I’m being a little more prescriptive than descriptive, & that’s probably why my categorization is…
I’m being a little more prescriptive than descriptive, & that’s probably why my categorization is simplistic. But, it’s not totally accurate that I’ve broken the situation into only two categories. I see four:
- technical (i.e., electron is actually the best tool for the job)
- tactical (i.e., we have an existing web app & we need to ship a native version on monday)
- political (i.e., the boss likes electron)
- information-flow (i.e., half our team is only familiar with web stack, or nobody on our team knows that there’s a better tool for the job)
I’ve made some attempts to argue that #1 is quite rare. I’m not convinced that a situation where electron is really the best technical fit exists, though I’d love to be proved wrong on this — it would bring it, in my mind, from the category of technologies that are equally bad at everything to the much more interesting category of technologies that can do everything but are much better at one particular domain than all others. In practice, all four tend to interact to some extent, so you get qualified successes like “this is the best tech (#1) that our team is comfortable with (#2 & #4), aside from this other thing that corporate won’t let us use (#3)”.
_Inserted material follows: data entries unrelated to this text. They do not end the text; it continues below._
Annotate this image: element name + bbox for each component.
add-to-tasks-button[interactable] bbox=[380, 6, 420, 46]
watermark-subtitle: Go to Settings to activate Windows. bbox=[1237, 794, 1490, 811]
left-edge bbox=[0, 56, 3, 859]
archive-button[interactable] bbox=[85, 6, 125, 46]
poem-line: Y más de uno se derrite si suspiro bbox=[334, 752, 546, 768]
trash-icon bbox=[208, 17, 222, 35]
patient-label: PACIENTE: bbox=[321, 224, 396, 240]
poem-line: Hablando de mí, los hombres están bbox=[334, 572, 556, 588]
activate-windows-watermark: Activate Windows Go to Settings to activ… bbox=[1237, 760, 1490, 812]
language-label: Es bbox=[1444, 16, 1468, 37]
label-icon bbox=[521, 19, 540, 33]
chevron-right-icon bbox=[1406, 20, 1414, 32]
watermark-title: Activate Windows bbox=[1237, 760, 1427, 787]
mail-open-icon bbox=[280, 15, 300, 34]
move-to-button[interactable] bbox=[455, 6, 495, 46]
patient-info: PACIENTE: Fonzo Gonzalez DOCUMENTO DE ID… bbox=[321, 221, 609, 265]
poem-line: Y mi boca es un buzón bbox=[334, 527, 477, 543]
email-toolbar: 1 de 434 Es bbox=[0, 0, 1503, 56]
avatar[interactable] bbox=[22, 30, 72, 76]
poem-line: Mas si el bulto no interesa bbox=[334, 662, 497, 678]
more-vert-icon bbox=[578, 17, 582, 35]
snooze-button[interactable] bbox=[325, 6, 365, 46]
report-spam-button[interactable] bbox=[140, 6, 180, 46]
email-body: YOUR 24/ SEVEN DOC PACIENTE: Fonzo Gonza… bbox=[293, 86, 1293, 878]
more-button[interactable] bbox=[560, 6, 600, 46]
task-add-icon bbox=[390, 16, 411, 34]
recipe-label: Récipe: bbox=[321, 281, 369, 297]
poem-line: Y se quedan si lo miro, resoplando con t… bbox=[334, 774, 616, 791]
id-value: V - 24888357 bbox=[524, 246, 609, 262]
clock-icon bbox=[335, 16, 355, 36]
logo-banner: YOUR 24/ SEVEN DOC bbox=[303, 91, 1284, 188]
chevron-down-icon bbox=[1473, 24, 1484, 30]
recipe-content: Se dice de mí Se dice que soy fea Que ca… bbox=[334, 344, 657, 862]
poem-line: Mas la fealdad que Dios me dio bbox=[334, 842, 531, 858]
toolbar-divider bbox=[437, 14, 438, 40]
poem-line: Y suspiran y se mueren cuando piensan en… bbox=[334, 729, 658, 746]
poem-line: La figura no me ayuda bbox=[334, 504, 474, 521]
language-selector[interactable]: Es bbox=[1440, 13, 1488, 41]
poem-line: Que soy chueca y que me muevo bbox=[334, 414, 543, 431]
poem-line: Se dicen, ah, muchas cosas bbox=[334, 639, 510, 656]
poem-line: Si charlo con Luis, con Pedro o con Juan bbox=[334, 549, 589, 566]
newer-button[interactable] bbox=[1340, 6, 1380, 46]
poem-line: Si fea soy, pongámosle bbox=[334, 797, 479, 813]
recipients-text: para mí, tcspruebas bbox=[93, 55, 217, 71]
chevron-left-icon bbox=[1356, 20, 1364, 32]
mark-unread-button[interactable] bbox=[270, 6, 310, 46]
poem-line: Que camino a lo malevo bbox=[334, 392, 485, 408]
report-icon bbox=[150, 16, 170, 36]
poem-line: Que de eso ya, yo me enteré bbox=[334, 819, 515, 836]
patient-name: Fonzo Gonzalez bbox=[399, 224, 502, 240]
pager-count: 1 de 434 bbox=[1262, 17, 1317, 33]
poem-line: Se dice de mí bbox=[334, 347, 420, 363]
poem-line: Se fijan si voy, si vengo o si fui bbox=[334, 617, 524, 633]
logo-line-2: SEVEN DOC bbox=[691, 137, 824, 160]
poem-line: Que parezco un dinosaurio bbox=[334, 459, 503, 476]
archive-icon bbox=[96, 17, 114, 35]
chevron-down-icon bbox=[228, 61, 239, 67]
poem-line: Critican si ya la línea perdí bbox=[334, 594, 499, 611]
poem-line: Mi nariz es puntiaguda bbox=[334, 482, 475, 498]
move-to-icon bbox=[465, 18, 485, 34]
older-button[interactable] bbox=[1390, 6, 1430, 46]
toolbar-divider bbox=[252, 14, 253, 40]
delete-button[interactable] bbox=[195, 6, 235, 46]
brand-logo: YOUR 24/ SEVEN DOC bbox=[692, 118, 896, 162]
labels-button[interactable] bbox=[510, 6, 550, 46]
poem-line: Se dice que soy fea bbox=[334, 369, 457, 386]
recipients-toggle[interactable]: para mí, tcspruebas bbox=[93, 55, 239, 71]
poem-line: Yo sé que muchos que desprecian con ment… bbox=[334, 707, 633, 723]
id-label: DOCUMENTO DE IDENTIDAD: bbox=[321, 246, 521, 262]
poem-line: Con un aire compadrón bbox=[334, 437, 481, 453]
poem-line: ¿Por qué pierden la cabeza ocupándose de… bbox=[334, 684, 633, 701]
Small-computing situations (like personal projects) are a different beast entirely. In small computing, concerns like curiosity, masochism, competitiveness, playfulness, perversity, and showing off can easily individually override technical and tactical concerns, and in fact many technical and tactical concerns can be ignored or inverted. But, once you have customers, the kinds of intrinsic motivators that drive personal projects should never override the responsibility to the customer. In practice they do all the time, because we don’t do a very good job of separating hobby programming habits done in our free time from professional habits that make sense when there are higher stakes.